Meskipun terdapat mitos masa lalu yang indah dan menggambarkan sisi gelap masa kini, baik Celdran maupun Mendoza tetap optimis tentang masa depan. Mendoza mengatakan pemerintahan Presiden Benigno Aquino III saat ini, yang telah mengganti beberapa pejabat penting karena alasan korupsi dan mendorong rancangan undang-undang keluarga berencana, bergerak ke arah yang benar untuk mengurangi kesenjangan yang mencolok antara kaya dan miskin.

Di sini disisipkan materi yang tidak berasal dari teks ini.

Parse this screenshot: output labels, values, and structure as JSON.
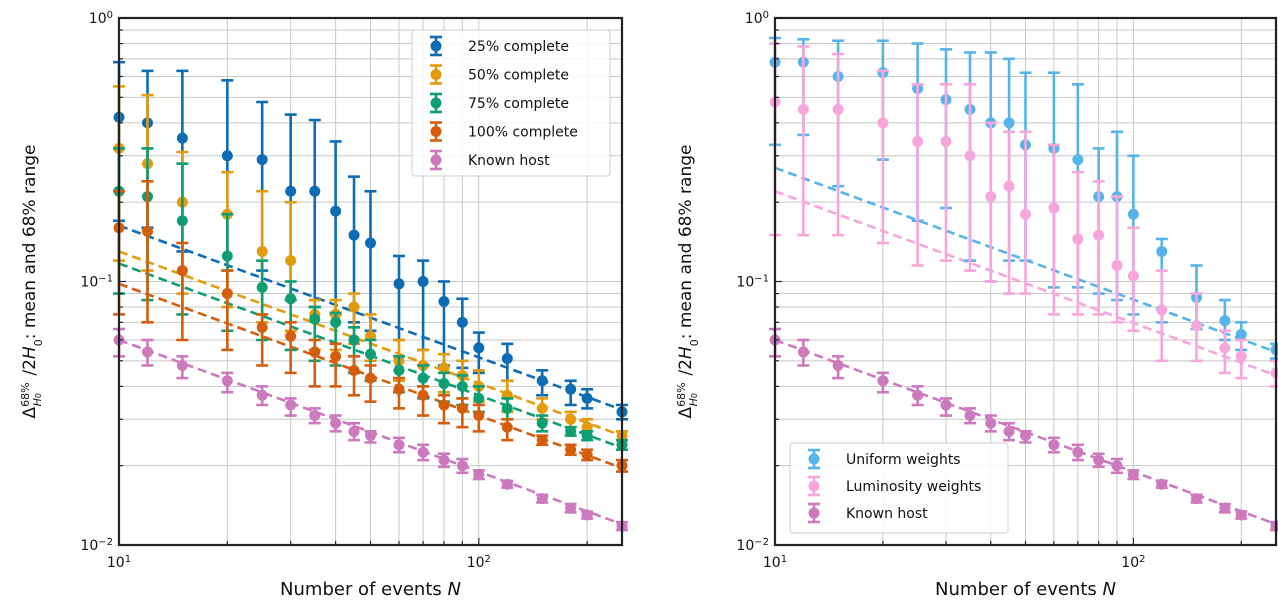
{
  "chart_data": [
    {
      "type": "scatter",
      "xlabel": "Number of events N",
      "ylabel": "Δ^68%_H0 / 2H0: mean and 68% range",
      "xscale": "log",
      "yscale": "log",
      "xlim": [
        10,
        250
      ],
      "ylim": [
        0.01,
        1
      ],
      "x_ticks": [
        "10^1",
        "10^2"
      ],
      "y_ticks": [
        "10^-2",
        "10^-1",
        "10^0"
      ],
      "grid": true,
      "legend_position": "top-right",
      "series": [
        {
          "name": "25% complete",
          "color": "#0c6cb4",
          "points": [
            [
              10,
              0.42,
              0.17,
              0.68
            ],
            [
              12,
              0.4,
              0.16,
              0.63
            ],
            [
              15,
              0.35,
              0.13,
              0.63
            ],
            [
              20,
              0.3,
              0.11,
              0.58
            ],
            [
              25,
              0.29,
              0.11,
              0.48
            ],
            [
              30,
              0.22,
              0.085,
              0.43
            ],
            [
              35,
              0.22,
              0.08,
              0.41
            ],
            [
              40,
              0.185,
              0.075,
              0.34
            ],
            [
              45,
              0.15,
              0.07,
              0.25
            ],
            [
              50,
              0.14,
              0.065,
              0.22
            ],
            [
              60,
              0.098,
              0.06,
              0.125
            ],
            [
              70,
              0.1,
              0.055,
              0.12
            ],
            [
              80,
              0.084,
              0.048,
              0.1
            ],
            [
              90,
              0.07,
              0.047,
              0.086
            ],
            [
              100,
              0.056,
              0.045,
              0.064
            ],
            [
              120,
              0.051,
              0.042,
              0.058
            ],
            [
              150,
              0.042,
              0.037,
              0.046
            ],
            [
              180,
              0.039,
              0.034,
              0.042
            ],
            [
              200,
              0.036,
              0.033,
              0.039
            ],
            [
              250,
              0.032,
              0.03,
              0.034
            ]
          ],
          "fit": [
            0.163,
            0.5
          ]
        },
        {
          "name": "50% complete",
          "color": "#e39b0c",
          "points": [
            [
              10,
              0.32,
              0.12,
              0.55
            ],
            [
              12,
              0.28,
              0.11,
              0.51
            ],
            [
              15,
              0.2,
              0.09,
              0.31
            ],
            [
              20,
              0.18,
              0.08,
              0.26
            ],
            [
              25,
              0.13,
              0.07,
              0.22
            ],
            [
              30,
              0.12,
              0.065,
              0.2
            ],
            [
              35,
              0.075,
              0.055,
              0.085
            ],
            [
              40,
              0.075,
              0.055,
              0.085
            ],
            [
              45,
              0.08,
              0.058,
              0.09
            ],
            [
              50,
              0.062,
              0.05,
              0.075
            ],
            [
              60,
              0.05,
              0.042,
              0.06
            ],
            [
              70,
              0.048,
              0.04,
              0.055
            ],
            [
              80,
              0.047,
              0.038,
              0.053
            ],
            [
              90,
              0.044,
              0.036,
              0.05
            ],
            [
              100,
              0.04,
              0.035,
              0.046
            ],
            [
              120,
              0.037,
              0.032,
              0.042
            ],
            [
              150,
              0.033,
              0.03,
              0.036
            ],
            [
              180,
              0.03,
              0.028,
              0.032
            ],
            [
              200,
              0.028,
              0.027,
              0.03
            ],
            [
              250,
              0.026,
              0.025,
              0.027
            ]
          ],
          "fit": [
            0.13,
            0.5
          ]
        },
        {
          "name": "75% complete",
          "color": "#0f9e73",
          "points": [
            [
              10,
              0.22,
              0.09,
              0.32
            ],
            [
              12,
              0.21,
              0.085,
              0.32
            ],
            [
              15,
              0.17,
              0.075,
              0.28
            ],
            [
              20,
              0.125,
              0.065,
              0.18
            ],
            [
              25,
              0.095,
              0.06,
              0.12
            ],
            [
              30,
              0.086,
              0.055,
              0.1
            ],
            [
              35,
              0.072,
              0.05,
              0.08
            ],
            [
              40,
              0.07,
              0.048,
              0.076
            ],
            [
              45,
              0.06,
              0.045,
              0.067
            ],
            [
              50,
              0.053,
              0.042,
              0.06
            ],
            [
              60,
              0.046,
              0.038,
              0.052
            ],
            [
              70,
              0.043,
              0.036,
              0.048
            ],
            [
              80,
              0.041,
              0.035,
              0.045
            ],
            [
              90,
              0.04,
              0.034,
              0.044
            ],
            [
              100,
              0.036,
              0.032,
              0.04
            ],
            [
              120,
              0.033,
              0.03,
              0.036
            ],
            [
              150,
              0.029,
              0.027,
              0.031
            ],
            [
              180,
              0.027,
              0.026,
              0.028
            ],
            [
              200,
              0.026,
              0.025,
              0.027
            ],
            [
              250,
              0.024,
              0.023,
              0.025
            ]
          ],
          "fit": [
            0.117,
            0.5
          ]
        },
        {
          "name": "100% complete",
          "color": "#d45e0c",
          "points": [
            [
              10,
              0.16,
              0.075,
              0.22
            ],
            [
              12,
              0.155,
              0.07,
              0.24
            ],
            [
              15,
              0.11,
              0.06,
              0.14
            ],
            [
              20,
              0.09,
              0.055,
              0.11
            ],
            [
              25,
              0.067,
              0.048,
              0.075
            ],
            [
              30,
              0.062,
              0.045,
              0.07
            ],
            [
              35,
              0.054,
              0.04,
              0.06
            ],
            [
              40,
              0.052,
              0.04,
              0.058
            ],
            [
              45,
              0.046,
              0.037,
              0.052
            ],
            [
              50,
              0.043,
              0.035,
              0.048
            ],
            [
              60,
              0.039,
              0.033,
              0.043
            ],
            [
              70,
              0.037,
              0.031,
              0.04
            ],
            [
              80,
              0.034,
              0.029,
              0.037
            ],
            [
              90,
              0.033,
              0.028,
              0.036
            ],
            [
              100,
              0.031,
              0.027,
              0.034
            ],
            [
              120,
              0.028,
              0.025,
              0.03
            ],
            [
              150,
              0.025,
              0.024,
              0.026
            ],
            [
              180,
              0.023,
              0.022,
              0.024
            ],
            [
              200,
              0.022,
              0.021,
              0.023
            ],
            [
              250,
              0.02,
              0.019,
              0.021
            ]
          ],
          "fit": [
            0.098,
            0.5
          ]
        },
        {
          "name": "Known host",
          "color": "#cc79be",
          "points": [
            [
              10,
              0.06,
              0.052,
              0.066
            ],
            [
              12,
              0.054,
              0.048,
              0.06
            ],
            [
              15,
              0.048,
              0.043,
              0.052
            ],
            [
              20,
              0.042,
              0.038,
              0.045
            ],
            [
              25,
              0.037,
              0.034,
              0.04
            ],
            [
              30,
              0.034,
              0.031,
              0.036
            ],
            [
              35,
              0.031,
              0.029,
              0.033
            ],
            [
              40,
              0.029,
              0.027,
              0.031
            ],
            [
              45,
              0.027,
              0.025,
              0.029
            ],
            [
              50,
              0.026,
              0.0245,
              0.027
            ],
            [
              60,
              0.024,
              0.0225,
              0.0255
            ],
            [
              70,
              0.0225,
              0.021,
              0.024
            ],
            [
              80,
              0.021,
              0.0198,
              0.0222
            ],
            [
              90,
              0.02,
              0.0188,
              0.0212
            ],
            [
              100,
              0.0185,
              0.0178,
              0.0192
            ],
            [
              120,
              0.017,
              0.0165,
              0.0175
            ],
            [
              150,
              0.015,
              0.0145,
              0.0155
            ],
            [
              180,
              0.0138,
              0.0133,
              0.0143
            ],
            [
              200,
              0.013,
              0.0126,
              0.0134
            ],
            [
              250,
              0.0118,
              0.0114,
              0.0122
            ]
          ],
          "fit": [
            0.06,
            0.5
          ]
        }
      ]
    },
    {
      "type": "scatter",
      "xlabel": "Number of events N",
      "ylabel": "Δ^68%_H0 / 2H0: mean and 68% range",
      "xscale": "log",
      "yscale": "log",
      "xlim": [
        10,
        250
      ],
      "ylim": [
        0.01,
        1
      ],
      "x_ticks": [
        "10^1",
        "10^2"
      ],
      "y_ticks": [
        "10^-2",
        "10^-1",
        "10^0"
      ],
      "grid": true,
      "legend_position": "bottom-left",
      "series": [
        {
          "name": "Uniform weights",
          "color": "#56b4e9",
          "points": [
            [
              10,
              0.68,
              0.33,
              0.84
            ],
            [
              12,
              0.68,
              0.36,
              0.83
            ],
            [
              15,
              0.6,
              0.23,
              0.82
            ],
            [
              20,
              0.62,
              0.29,
              0.82
            ],
            [
              25,
              0.54,
              0.17,
              0.8
            ],
            [
              30,
              0.49,
              0.19,
              0.76
            ],
            [
              35,
              0.45,
              0.12,
              0.74
            ],
            [
              40,
              0.4,
              0.1,
              0.74
            ],
            [
              45,
              0.4,
              0.12,
              0.7
            ],
            [
              50,
              0.33,
              0.12,
              0.62
            ],
            [
              60,
              0.32,
              0.095,
              0.62
            ],
            [
              70,
              0.29,
              0.095,
              0.56
            ],
            [
              80,
              0.21,
              0.09,
              0.32
            ],
            [
              90,
              0.21,
              0.085,
              0.37
            ],
            [
              100,
              0.18,
              0.075,
              0.3
            ],
            [
              120,
              0.13,
              0.07,
              0.145
            ],
            [
              150,
              0.087,
              0.066,
              0.115
            ],
            [
              180,
              0.071,
              0.06,
              0.085
            ],
            [
              200,
              0.063,
              0.055,
              0.07
            ],
            [
              250,
              0.055,
              0.051,
              0.058
            ]
          ],
          "fit": [
            0.27,
            0.5
          ]
        },
        {
          "name": "Luminosity weights",
          "color": "#f7a6dc",
          "points": [
            [
              10,
              0.48,
              0.15,
              0.8
            ],
            [
              12,
              0.45,
              0.15,
              0.78
            ],
            [
              15,
              0.45,
              0.15,
              0.73
            ],
            [
              20,
              0.4,
              0.14,
              0.63
            ],
            [
              25,
              0.34,
              0.115,
              0.56
            ],
            [
              30,
              0.34,
              0.12,
              0.56
            ],
            [
              35,
              0.3,
              0.11,
              0.56
            ],
            [
              40,
              0.21,
              0.1,
              0.4
            ],
            [
              45,
              0.23,
              0.09,
              0.37
            ],
            [
              50,
              0.18,
              0.09,
              0.37
            ],
            [
              60,
              0.19,
              0.075,
              0.33
            ],
            [
              70,
              0.145,
              0.075,
              0.26
            ],
            [
              80,
              0.15,
              0.075,
              0.24
            ],
            [
              90,
              0.115,
              0.07,
              0.21
            ],
            [
              100,
              0.105,
              0.065,
              0.16
            ],
            [
              120,
              0.078,
              0.05,
              0.11
            ],
            [
              150,
              0.068,
              0.05,
              0.09
            ],
            [
              180,
              0.056,
              0.045,
              0.065
            ],
            [
              200,
              0.052,
              0.043,
              0.06
            ],
            [
              250,
              0.045,
              0.04,
              0.05
            ]
          ],
          "fit": [
            0.22,
            0.5
          ]
        },
        {
          "name": "Known host",
          "color": "#cc79be",
          "points": [
            [
              10,
              0.06,
              0.052,
              0.066
            ],
            [
              12,
              0.054,
              0.048,
              0.06
            ],
            [
              15,
              0.048,
              0.043,
              0.052
            ],
            [
              20,
              0.042,
              0.038,
              0.045
            ],
            [
              25,
              0.037,
              0.034,
              0.04
            ],
            [
              30,
              0.034,
              0.031,
              0.036
            ],
            [
              35,
              0.031,
              0.029,
              0.033
            ],
            [
              40,
              0.029,
              0.027,
              0.031
            ],
            [
              45,
              0.027,
              0.025,
              0.029
            ],
            [
              50,
              0.026,
              0.0245,
              0.027
            ],
            [
              60,
              0.024,
              0.0225,
              0.0255
            ],
            [
              70,
              0.0225,
              0.021,
              0.024
            ],
            [
              80,
              0.021,
              0.0198,
              0.0222
            ],
            [
              90,
              0.02,
              0.0188,
              0.0212
            ],
            [
              100,
              0.0185,
              0.0178,
              0.0192
            ],
            [
              120,
              0.017,
              0.0165,
              0.0175
            ],
            [
              150,
              0.015,
              0.0145,
              0.0155
            ],
            [
              180,
              0.0138,
              0.0133,
              0.0143
            ],
            [
              200,
              0.013,
              0.0126,
              0.0134
            ],
            [
              250,
              0.0118,
              0.0114,
              0.0122
            ]
          ],
          "fit": [
            0.06,
            0.5
          ]
        }
      ]
    }
  ]
}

Pada pertengahan usia 20-anst Pada abad ke-19, Manila merupakan pintu gerbang antara Timur dan Barat dan merupakan kota multikultural pertama di Asia. Tipikal orang Filipina, kata Celdran, “memiliki kulit Melayu, mata Tionghoa, berbicara bahasa Spanyol dan ingin menjadi orang Amerika jauh di lubuk hatinya.”

Begitu banyak Kami budaya dipinjam dari orang lain,” kata Celdran. “Bahkan lagu kebangsaan Filipina menggunakan nada yang sama dengan lagu Perancis Marseillaise, hanya mundur. Ini adalah metafora yang bagus untuk bunga rampai budaya kita.

“Orisinalitas kami ada dalam campurannya.” (Menuntut) – Rappler.com

(Ian Gill adalah jurnalis lepas yang telah tinggal di Filipina selama lebih dari 25 tahun. Ia adalah mantan staf departemen hubungan eksternal Bank Pembangunan Asia, berita minyak dan gas, Asian Wall Street Journal dan Asiaweek. Ia menulis buku dan bermain golf, berjuang dengan keduanya.)